Era una Pasqua “bassa” quella del 2008. Cadeva il 23 marzo. Perchè proprio 2008? Perchè non era una Pasqua qualsiasi. Me la ricordo ancora con nitida precisione. Per questo trascorro il passato nel presente. Storico, certo, ma pur sempre presente. Pasqua di resurrezione. Sto per “risorgere” anch’io. Dormo quasi sempre un sonno profondo, incosciente. I miei sogni non sanno riconoscersi.
Con stupore abbandono ad ogni risveglio questa specie di morte. La vita mi riconquista tardi. Dalle tende della camera da letto filtrava una luce opaca e silenziosa. Sono coricato sul fianco destro. L'orecchio premuto sul cuscino capta il pulsare ritmato e lento delle arterie. Non è un suono, né un rumore. Piuttosto uno stato d'animo. Quell'immersione bianca teneramente ottusa del primo mattino, che precede di poco l'abbandono completo del sonno. Mi stupisce, soprattutto, il silenzio. L'assenza totale di segnali esterni di vita. Persino i merli, per solito spensieratamente musicali, tacciono assorti.
Fatico a capire se si tratti di veglia o del suo contrario. Un biancore lattiginoso, timidamente reale, percola lento dai tendaggi. Dove fino a ieri c’era la parete Fasana, ora c’è solo un nebuloso, sbiadito grigiore che sta pervadendo anche i sensi. Allungo un braccio sporgendomi cautamente sull'orlo del letto. Scosto la tenda. Precipito dalla realtà del sogno. Sogno vivo, opalescente di pura assenza. Tutto è bianco. Il silenzio si insinua lento, dovunque. Milioni di piccole scaglie leggere popolano mute lo spazio esterno dilatandolo in un tempo immobile, remoto, indolente.

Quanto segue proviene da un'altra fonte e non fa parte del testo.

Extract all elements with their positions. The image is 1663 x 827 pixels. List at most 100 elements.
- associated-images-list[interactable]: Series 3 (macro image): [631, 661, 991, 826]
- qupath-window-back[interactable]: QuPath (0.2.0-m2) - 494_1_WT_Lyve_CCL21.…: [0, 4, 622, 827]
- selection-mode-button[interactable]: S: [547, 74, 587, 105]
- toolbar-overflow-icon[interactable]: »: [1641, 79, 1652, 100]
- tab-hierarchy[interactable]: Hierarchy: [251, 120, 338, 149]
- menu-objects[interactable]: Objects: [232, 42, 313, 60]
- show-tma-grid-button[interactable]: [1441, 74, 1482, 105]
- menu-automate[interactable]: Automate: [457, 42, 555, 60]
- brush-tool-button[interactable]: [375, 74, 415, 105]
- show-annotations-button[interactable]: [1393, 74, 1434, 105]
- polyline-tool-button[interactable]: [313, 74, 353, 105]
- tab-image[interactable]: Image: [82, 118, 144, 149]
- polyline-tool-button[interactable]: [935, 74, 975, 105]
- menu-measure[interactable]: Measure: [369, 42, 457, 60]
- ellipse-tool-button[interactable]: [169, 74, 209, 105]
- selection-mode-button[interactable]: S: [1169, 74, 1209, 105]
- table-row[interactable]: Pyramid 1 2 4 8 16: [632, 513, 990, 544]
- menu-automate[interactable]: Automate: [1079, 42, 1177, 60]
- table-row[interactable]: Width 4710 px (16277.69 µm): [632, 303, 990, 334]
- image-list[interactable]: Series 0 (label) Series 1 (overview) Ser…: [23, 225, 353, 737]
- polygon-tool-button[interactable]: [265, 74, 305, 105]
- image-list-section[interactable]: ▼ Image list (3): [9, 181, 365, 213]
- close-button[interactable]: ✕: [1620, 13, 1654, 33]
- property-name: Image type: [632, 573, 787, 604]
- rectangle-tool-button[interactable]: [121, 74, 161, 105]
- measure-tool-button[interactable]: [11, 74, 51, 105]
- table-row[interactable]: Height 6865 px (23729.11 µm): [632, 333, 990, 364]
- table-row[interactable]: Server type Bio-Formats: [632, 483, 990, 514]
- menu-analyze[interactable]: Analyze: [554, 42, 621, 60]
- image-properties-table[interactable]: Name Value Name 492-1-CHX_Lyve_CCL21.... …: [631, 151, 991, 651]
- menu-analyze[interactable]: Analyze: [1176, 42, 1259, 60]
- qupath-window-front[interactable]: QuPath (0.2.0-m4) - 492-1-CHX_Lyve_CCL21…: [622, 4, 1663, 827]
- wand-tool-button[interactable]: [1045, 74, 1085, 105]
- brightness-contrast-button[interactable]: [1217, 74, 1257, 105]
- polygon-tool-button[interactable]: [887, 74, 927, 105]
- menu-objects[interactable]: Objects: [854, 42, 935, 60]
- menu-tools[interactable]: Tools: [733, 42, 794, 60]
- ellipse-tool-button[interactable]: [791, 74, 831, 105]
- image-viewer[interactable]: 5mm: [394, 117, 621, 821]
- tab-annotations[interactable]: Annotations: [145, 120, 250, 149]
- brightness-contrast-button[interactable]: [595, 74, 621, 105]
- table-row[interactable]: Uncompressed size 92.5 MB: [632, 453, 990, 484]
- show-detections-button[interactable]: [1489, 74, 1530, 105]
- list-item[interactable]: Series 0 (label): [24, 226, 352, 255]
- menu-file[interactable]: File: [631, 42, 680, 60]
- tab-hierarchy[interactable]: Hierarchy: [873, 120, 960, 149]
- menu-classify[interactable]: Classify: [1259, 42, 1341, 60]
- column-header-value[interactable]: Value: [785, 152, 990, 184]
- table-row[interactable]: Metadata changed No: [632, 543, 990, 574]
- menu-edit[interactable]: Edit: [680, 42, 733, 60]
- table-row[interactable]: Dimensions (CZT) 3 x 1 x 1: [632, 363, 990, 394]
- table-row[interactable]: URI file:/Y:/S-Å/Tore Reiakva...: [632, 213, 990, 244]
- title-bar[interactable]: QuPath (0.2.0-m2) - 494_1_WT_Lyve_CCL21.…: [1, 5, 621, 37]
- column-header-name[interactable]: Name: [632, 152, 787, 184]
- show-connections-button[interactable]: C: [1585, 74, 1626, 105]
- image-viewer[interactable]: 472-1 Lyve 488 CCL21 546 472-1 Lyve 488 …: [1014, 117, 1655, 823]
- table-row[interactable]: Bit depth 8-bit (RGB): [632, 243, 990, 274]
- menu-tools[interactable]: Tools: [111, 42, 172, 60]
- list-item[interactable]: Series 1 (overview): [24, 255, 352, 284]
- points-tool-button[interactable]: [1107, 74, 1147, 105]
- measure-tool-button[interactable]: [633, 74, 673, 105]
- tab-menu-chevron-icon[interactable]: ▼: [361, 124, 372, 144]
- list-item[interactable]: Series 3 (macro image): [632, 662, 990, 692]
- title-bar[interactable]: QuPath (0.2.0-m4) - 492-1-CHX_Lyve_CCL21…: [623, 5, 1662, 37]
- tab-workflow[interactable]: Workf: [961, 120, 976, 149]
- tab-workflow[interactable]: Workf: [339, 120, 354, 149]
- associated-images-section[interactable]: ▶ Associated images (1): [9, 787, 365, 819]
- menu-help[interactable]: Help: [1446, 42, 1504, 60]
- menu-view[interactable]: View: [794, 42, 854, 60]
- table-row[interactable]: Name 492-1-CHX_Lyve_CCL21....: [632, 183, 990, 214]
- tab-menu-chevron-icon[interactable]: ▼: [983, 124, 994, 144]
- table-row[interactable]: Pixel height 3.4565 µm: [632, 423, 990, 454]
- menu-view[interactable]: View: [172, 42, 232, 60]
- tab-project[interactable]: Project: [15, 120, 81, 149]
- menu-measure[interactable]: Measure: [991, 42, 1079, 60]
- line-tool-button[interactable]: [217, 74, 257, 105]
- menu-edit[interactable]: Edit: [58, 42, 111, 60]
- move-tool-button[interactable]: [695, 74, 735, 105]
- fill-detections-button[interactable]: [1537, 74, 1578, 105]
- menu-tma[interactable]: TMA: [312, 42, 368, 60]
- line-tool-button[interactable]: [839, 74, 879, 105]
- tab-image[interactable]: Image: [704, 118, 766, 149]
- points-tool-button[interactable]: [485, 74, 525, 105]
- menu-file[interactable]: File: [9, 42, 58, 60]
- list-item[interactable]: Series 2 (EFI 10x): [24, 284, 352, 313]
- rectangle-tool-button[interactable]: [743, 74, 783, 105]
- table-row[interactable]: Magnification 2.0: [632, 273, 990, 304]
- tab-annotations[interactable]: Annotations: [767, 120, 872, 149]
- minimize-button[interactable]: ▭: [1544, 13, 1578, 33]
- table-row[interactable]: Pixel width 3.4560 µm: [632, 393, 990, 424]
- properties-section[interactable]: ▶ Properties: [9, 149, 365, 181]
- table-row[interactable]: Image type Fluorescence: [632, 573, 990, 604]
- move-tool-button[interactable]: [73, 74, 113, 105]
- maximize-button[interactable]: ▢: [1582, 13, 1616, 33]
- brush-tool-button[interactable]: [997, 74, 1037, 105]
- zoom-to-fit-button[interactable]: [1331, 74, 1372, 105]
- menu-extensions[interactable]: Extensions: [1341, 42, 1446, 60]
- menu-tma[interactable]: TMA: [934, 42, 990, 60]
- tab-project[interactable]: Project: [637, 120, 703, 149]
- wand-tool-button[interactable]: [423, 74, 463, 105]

Stratificato candore modella con sapienza afona tetti, prati, alberi, strade. Esternità anecoica priva di vita e di vite. Poi, chissadove, il suono stridente di una lama sull'asfalto a frantumare la lenta veglia. Dieci minuti più tardi, in cortile, affondo una larga pala d'allumino nel corpo candido che ricopre il suolo. Poco distante, nel bianco intenso di un nulla che sfarina copioso su tutto, la piccola macchia nera di un merlo cerca inutile riparo presso un camino incappucciato. Ne avrò per almeno un'ora. E penso a un inevitabile ma vicinissimo futuro. A dolorose vesciche, a una schiena rigida e dolente, a braccia pesanti e conseguentemente doloranti. Pasqua di passione. Me ne ricordo bene. Non era una Domenica qualsiasi. Era Pasqua e cadeva il 23 marzo 2008 anche a Introbio.